Para Lula, a crise significa a "quebra de um paradigma" e mostra que os países emergentes têm que se unir em defesa de seus interesses comuns. "Temos a extraordinária oportunidade de apresentar propostas consistentes para a reforma da governança global", declarou o presidente brasileiro.
"Eu digo que o socialismo é a única solução para a grande crise mundial, não há solução dentro do capitalismo", disse o presidente venezuelano Hugo Chávez, que como de costume lançou mão de várias frases de efeito e fez o discurso mais longo do evento.
Além de defender soluções conjuntas e a reforma das instituições multilaterais, os líderes árabes e sul-americanos destacaram a importância do incentivo ao comércio internacional como maneira de reduzir os efeitos da crise. Nesse sentido, eles rechaçaram medidas protecionistas e ressaltaram a necessidade de conclusão da Rodada Doha de liberalização comercial no âmbito da Organização Mundial do Comércio (OMC).
O secretário-geral da Liga Árabe, Amr Mussa, disse que os três países árabes e sul-americanos que fazem parte do G-20 vão para o encontro de Londres com posições de consenso e dentro de um espírito de cooperação e solidariedade. A declaração final da cúpula destaca que "mecanismos de cooperação entre os países do Sul devem ser reforçados para prevenir crises e a pobreza".
O Emir do Catar, Ahmad Bin Khalifa A-Thani, anfitrião do encontro, destacou que existem muitas coisas em comum entre os países dos dois blocos no que diz respeito ao "caminho para o desenvolvimento". "Tenho esperança de que nossos esforços serão recompensados", declarou.
Ainda na seara econômica, outro tema explorado foi a complementaridades entre as economias dos dois blocos, de um lado os árabes como grandes produtores de petróleo e gás, e de outro os sul-americanos como importantes fornecedores de alimentos.
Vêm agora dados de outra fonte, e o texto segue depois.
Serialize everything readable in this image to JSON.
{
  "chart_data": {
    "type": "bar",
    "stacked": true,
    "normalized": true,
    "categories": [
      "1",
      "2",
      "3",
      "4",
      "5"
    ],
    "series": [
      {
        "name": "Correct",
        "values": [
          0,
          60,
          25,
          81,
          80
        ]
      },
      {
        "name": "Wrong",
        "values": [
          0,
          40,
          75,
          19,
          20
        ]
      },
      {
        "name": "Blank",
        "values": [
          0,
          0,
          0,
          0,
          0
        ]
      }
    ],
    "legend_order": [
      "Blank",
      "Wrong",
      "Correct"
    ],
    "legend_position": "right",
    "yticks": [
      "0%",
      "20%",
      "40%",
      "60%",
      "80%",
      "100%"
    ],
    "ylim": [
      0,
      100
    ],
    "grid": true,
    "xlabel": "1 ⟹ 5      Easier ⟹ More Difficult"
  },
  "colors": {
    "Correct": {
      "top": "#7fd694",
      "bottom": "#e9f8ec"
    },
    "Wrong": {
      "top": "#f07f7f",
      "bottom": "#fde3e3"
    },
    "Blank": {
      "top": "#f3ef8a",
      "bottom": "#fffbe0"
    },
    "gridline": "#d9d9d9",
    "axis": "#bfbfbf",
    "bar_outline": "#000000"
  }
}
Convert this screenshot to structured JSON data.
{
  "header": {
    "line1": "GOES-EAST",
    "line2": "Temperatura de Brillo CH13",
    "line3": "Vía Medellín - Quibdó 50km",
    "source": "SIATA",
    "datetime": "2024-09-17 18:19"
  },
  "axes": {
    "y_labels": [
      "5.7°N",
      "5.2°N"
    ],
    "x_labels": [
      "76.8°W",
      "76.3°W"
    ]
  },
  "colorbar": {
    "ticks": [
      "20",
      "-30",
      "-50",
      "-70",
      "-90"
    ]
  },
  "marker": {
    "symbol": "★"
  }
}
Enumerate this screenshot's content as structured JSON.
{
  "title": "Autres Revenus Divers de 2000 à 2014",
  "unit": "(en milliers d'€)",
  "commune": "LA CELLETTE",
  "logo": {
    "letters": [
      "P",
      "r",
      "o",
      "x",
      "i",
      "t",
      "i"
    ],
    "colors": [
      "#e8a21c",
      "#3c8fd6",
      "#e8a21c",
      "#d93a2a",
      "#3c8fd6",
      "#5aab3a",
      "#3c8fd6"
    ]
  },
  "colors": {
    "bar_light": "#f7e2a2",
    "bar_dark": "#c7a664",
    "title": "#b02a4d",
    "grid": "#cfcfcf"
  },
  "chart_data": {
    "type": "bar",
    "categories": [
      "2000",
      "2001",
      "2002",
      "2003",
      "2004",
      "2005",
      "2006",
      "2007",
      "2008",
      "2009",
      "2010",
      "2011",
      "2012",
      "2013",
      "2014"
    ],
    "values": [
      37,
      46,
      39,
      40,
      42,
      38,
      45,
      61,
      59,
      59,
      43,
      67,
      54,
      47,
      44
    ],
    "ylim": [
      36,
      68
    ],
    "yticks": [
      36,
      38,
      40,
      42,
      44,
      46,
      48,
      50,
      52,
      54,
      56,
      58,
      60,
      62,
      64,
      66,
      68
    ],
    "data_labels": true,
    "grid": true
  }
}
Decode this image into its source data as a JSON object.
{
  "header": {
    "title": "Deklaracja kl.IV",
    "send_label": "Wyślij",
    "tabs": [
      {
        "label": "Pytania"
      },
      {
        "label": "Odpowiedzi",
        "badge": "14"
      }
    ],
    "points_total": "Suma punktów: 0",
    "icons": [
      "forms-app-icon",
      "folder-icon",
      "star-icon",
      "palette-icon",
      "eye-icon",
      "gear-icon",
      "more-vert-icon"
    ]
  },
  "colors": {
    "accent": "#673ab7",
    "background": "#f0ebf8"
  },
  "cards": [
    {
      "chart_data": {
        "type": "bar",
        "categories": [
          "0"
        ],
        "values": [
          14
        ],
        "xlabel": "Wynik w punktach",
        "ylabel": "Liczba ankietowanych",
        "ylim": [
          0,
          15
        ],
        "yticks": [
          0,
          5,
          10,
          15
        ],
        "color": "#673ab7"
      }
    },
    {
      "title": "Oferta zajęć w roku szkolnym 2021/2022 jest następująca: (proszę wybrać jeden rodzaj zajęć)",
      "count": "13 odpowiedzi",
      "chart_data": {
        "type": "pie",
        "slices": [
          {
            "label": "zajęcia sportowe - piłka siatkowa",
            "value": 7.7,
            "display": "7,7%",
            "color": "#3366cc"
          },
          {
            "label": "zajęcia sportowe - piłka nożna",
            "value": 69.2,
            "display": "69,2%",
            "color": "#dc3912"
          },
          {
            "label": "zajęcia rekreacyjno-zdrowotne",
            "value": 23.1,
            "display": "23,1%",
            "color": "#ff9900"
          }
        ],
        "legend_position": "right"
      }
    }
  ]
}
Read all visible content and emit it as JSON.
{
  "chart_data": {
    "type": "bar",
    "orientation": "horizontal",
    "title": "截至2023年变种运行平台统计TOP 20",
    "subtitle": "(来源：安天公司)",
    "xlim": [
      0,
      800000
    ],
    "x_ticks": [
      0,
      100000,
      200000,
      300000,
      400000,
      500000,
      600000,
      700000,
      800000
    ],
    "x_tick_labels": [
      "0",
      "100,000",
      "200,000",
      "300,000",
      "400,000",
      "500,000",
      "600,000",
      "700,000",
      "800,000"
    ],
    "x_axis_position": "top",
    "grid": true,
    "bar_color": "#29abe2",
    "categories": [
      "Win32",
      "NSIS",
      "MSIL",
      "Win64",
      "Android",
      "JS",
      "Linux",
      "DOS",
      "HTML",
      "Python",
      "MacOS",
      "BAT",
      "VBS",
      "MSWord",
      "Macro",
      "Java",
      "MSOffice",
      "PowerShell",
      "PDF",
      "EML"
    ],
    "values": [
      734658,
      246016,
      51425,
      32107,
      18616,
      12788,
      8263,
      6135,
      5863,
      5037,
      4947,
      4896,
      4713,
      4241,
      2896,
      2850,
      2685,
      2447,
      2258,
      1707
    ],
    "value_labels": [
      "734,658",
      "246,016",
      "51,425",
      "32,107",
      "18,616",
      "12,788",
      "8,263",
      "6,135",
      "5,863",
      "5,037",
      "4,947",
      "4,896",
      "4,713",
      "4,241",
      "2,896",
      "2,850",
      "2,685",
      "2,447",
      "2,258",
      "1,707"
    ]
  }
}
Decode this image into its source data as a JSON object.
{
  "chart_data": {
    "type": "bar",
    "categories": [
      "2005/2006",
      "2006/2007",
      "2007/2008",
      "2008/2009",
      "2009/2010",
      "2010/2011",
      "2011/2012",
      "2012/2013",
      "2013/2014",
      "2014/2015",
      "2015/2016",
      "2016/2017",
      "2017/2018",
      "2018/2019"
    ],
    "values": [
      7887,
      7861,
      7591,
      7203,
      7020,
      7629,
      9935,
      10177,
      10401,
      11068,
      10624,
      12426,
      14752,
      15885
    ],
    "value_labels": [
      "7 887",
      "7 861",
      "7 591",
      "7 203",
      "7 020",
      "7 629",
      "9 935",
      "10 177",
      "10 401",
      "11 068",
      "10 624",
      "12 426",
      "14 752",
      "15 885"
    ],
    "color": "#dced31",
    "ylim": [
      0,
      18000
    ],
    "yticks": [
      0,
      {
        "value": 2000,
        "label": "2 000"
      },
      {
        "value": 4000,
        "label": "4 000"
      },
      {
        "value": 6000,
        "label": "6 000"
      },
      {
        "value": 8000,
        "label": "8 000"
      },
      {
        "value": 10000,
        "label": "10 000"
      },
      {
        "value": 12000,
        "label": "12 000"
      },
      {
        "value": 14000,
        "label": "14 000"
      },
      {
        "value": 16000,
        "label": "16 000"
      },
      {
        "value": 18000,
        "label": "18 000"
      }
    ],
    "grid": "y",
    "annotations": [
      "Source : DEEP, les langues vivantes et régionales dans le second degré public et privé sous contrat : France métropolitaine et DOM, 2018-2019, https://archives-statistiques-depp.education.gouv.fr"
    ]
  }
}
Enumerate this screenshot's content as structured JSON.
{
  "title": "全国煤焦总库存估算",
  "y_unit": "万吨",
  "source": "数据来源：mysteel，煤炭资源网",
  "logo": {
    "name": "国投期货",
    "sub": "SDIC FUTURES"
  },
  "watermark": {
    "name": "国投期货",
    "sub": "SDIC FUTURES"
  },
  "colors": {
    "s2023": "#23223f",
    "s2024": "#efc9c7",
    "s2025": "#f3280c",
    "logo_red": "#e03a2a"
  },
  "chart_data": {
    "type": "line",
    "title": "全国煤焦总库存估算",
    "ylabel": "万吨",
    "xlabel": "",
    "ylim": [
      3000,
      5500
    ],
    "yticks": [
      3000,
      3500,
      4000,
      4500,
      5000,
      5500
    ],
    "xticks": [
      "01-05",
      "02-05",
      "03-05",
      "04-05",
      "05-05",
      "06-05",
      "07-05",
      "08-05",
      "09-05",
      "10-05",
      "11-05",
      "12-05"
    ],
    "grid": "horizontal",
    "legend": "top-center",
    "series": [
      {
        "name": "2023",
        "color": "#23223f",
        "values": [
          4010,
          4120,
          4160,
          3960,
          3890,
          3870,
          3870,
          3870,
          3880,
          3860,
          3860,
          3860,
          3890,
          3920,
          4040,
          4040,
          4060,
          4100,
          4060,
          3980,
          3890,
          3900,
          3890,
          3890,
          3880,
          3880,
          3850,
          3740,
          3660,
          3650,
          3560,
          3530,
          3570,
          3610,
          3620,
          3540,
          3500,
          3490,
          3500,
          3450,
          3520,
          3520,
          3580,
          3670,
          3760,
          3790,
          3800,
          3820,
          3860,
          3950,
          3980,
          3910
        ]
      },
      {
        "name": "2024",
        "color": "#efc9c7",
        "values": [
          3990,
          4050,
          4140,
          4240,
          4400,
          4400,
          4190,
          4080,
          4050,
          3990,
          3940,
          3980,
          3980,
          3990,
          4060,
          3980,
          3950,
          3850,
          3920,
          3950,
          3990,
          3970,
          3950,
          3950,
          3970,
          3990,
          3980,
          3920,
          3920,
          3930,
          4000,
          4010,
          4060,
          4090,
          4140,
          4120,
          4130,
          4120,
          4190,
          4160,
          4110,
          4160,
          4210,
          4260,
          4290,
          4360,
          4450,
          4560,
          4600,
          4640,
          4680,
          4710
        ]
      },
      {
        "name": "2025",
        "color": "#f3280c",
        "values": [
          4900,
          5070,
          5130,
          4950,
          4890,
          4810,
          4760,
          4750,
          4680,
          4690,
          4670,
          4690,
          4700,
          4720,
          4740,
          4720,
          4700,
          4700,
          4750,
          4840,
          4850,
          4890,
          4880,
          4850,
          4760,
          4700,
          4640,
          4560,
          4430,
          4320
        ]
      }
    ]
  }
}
Segundo Lula, essas complementaridades podem ser usadas para se aproveitar as oportunidades de "economias que cada vez mais se internacionalizam".
Nesse ponto ele destacou aumento do comércio entre as duas regiões desde a primeira cúpula Aspa. O volume passou de US$ 11 bilhões em 2004 para US$ 30 bilhões em 2008, um aumento de 170%. "Isso confirma o enorme potencial do comércio Sul-Sul", disse Lula.
Em entrevista, o presidente da Câmara de Comércio Árabe Brasileira, Salim Schahin, disse que, durante o Fórum Empresarial América do Sul-Países Árabes, realizado antes da cúpula, viu o interesse de empresários árabes querendo em investir na produção de alimentos na América do Sul para abastecer seus próprios mercados. "Do outro lado, eles têm muito conhecimento sobre o petróleo", afirmou. "O que importa é uma aproximação cada vez maior", acrescentou.
Na avaliação de Schahin, a cooperação Sul-Sul é "extremamente importante" para "criar as bases para um futuro melhor". No fórum, segundo ele, além do ramo de alimentos, muitas discussões rodaram em torno dos ramos de petróleo, energia, imóveis, construção e infraestrutura.
A presidente chilena ressaltou, no entanto, que o combate à crise não pode servir de desculpas para nada se fazer sobre o aquecimento global e defendeu que, se parte dos "trilhões de dólares" utilizados para salvar o sistema financeiro internacional fosse utilizada na produção de energias limpas, haveria a criação de "centenas de milhões de empregos". A próxima Aspa foi marcada para 2011 em Lima, no Peru.